By LabMedica International staff writers
Posted on 11 Apr 2016
A novel nanoparticle-based transport system not only delivers an anticancer agent to a tumor, it reports whether the treatment is working.

The ability to monitor the efficacy of an anticancer treatment in real time can have a critical effect on the patient's outcome. Currently, determination of a treatment's effectiveness relies on indirect or anatomic measurements, which occur over prolonged time scales and follow chemotherapy, radiotherapy, or immunotherapy and may not accurately reflect the actual effect.

Image: Using reporter nanoparticles loaded with either a chemotherapy or immunotherapy, researchers could distinguish between drug-sensitive and drug-resistant tumors in a pre-clinical model of prostate cancer (Photo courtesy of Dr. Ashish Kulkarni, Brigham and Women\'s Hospital).

Investigators at Brigham and Women's Hospital (Boston, MA, USA) recently described a new approach for evaluating the effectiveness of cancer treatment early in the therapeutic effort.

Their method utilizes bifunctional nanoparticles that delivered both an anticancer agent and a fluorescent reporter mechanism to the tumor. The reporter system was based on the activation of the enzyme caspase that occurred when cancer cells began to die. Caspase that was released when the transported drug was successful caused the reporter molecule to emit green fluorescence, which was detected easily with a microscope.

Using chemotherapy-sensitive and chemotherapy-resistant tumors in vivo, the investigators showed that the reporter nanoparticles could provide a real-time noninvasive readout of tumor response to chemotherapy.

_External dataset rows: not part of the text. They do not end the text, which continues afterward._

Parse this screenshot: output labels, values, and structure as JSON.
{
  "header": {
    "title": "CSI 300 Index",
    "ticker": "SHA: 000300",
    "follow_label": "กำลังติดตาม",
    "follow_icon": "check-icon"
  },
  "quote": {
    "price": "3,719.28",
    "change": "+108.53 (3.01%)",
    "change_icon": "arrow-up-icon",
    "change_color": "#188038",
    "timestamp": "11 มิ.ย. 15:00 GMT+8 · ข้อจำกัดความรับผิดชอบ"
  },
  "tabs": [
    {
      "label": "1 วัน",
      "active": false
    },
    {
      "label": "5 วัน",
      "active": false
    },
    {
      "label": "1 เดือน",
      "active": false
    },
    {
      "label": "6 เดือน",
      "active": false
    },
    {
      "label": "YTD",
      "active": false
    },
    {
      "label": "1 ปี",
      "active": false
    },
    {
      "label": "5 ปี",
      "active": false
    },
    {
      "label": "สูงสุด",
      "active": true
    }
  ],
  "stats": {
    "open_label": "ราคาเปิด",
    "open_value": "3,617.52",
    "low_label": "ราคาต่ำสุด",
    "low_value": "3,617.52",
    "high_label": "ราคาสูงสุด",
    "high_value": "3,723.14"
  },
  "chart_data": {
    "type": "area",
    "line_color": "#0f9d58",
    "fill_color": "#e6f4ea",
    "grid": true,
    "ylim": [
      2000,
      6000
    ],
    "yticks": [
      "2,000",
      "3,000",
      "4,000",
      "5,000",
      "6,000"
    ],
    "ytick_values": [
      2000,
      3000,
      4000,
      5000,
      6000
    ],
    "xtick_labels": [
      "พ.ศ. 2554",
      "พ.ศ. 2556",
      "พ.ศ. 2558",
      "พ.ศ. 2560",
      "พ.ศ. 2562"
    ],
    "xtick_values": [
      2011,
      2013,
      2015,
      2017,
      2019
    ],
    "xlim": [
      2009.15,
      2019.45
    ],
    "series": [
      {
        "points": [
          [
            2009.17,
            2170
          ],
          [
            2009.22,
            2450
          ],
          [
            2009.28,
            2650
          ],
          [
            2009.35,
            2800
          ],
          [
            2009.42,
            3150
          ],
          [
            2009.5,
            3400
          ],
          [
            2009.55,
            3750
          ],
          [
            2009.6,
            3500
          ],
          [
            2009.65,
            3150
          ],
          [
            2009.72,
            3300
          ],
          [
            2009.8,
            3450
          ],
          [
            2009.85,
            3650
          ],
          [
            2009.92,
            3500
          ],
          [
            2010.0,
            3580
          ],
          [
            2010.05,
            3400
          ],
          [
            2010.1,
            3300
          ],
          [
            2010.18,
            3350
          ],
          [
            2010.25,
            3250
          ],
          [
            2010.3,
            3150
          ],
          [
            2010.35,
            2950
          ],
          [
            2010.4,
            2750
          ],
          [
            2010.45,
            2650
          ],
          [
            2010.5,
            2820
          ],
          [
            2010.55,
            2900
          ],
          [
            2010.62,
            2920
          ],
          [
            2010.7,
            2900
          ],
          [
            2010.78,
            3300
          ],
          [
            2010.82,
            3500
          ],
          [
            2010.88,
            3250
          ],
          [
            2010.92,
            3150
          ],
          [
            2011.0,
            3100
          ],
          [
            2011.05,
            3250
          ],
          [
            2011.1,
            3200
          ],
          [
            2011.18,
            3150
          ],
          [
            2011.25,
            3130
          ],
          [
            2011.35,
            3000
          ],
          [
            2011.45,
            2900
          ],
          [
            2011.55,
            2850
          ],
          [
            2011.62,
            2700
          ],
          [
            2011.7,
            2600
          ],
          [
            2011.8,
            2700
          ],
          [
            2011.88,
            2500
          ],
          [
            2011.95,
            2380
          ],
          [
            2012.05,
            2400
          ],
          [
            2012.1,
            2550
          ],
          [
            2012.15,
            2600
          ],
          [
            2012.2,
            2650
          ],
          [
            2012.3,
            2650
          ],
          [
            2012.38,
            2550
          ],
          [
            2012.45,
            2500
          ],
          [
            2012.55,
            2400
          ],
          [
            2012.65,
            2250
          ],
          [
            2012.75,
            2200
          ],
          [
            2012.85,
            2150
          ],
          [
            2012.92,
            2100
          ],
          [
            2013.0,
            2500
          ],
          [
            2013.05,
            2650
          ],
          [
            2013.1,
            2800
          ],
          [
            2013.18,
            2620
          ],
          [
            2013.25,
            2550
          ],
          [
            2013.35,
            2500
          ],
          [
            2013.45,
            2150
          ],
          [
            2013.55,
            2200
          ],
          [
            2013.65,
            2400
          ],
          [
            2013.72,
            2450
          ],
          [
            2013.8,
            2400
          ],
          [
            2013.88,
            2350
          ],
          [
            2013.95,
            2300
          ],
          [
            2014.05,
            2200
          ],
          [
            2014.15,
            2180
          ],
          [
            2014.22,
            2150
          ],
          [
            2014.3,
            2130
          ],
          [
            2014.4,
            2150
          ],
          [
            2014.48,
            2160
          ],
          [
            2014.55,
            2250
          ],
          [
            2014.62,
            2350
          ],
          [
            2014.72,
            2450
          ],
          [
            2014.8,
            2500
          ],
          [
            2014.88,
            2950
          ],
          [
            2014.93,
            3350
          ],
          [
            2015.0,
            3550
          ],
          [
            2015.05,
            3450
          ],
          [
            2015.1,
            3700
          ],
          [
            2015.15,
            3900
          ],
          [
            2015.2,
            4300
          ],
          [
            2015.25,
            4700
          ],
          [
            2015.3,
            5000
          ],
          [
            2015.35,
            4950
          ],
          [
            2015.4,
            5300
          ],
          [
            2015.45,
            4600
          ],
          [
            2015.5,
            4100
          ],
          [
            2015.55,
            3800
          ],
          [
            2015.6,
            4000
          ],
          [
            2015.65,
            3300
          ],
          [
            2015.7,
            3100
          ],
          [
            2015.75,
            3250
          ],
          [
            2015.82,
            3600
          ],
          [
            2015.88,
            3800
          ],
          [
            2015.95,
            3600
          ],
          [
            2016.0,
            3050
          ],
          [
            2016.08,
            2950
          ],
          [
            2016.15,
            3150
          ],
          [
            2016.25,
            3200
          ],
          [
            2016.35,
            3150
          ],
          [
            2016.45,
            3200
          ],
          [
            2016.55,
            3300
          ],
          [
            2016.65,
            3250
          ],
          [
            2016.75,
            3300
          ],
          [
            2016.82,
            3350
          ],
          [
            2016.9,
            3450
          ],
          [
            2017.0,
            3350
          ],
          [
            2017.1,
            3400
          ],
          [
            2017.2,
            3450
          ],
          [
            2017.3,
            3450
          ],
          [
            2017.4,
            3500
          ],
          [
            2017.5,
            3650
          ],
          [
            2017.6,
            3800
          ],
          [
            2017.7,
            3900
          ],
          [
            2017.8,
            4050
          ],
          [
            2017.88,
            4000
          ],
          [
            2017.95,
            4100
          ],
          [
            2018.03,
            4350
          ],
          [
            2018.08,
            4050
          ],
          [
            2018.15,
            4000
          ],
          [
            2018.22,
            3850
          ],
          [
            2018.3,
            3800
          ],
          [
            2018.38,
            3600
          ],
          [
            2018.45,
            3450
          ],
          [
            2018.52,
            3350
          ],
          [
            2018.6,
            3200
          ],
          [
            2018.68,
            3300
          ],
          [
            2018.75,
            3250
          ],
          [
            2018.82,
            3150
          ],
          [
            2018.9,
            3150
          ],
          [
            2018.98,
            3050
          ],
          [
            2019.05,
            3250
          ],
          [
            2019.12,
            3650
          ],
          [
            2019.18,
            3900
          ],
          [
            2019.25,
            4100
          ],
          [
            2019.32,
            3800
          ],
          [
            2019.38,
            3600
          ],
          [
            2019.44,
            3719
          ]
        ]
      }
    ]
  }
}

They reported in the March 29, 2016, online edition of the journal Proceedings of the National Academy of Sciences of the United States of America (PNAS) that in a preclinical model of prostate cancer, nanoparticles loaded with the anticancer drug paclitaxel caused a 400% increase in fluorescence in sensitive cells compared to cells in tumors that were not sensitive to the drug. The increase in fluorescence was apparent about eight hours after beginning the treatment.

In an immunotherapy approach that employed nanoparticles to target PD-L1 (Programmed cell death protein ligand 1) in a preclinical model of melanoma, the investigators found a significant increase in the fluorescent signal after five days.

"Using this approach, the cells light up the moment a cancer drug starts working. We can determine if a cancer therapy is effective within hours of treatment," said senior author Dr. Shiladitya Sengupta, assistant professor of health sciences and technology at Brigham and Women's Hospital. "Our long-term goal is to find a way to monitor outcomes very early so that we do not give a chemotherapy drug to patients who are not responding to it."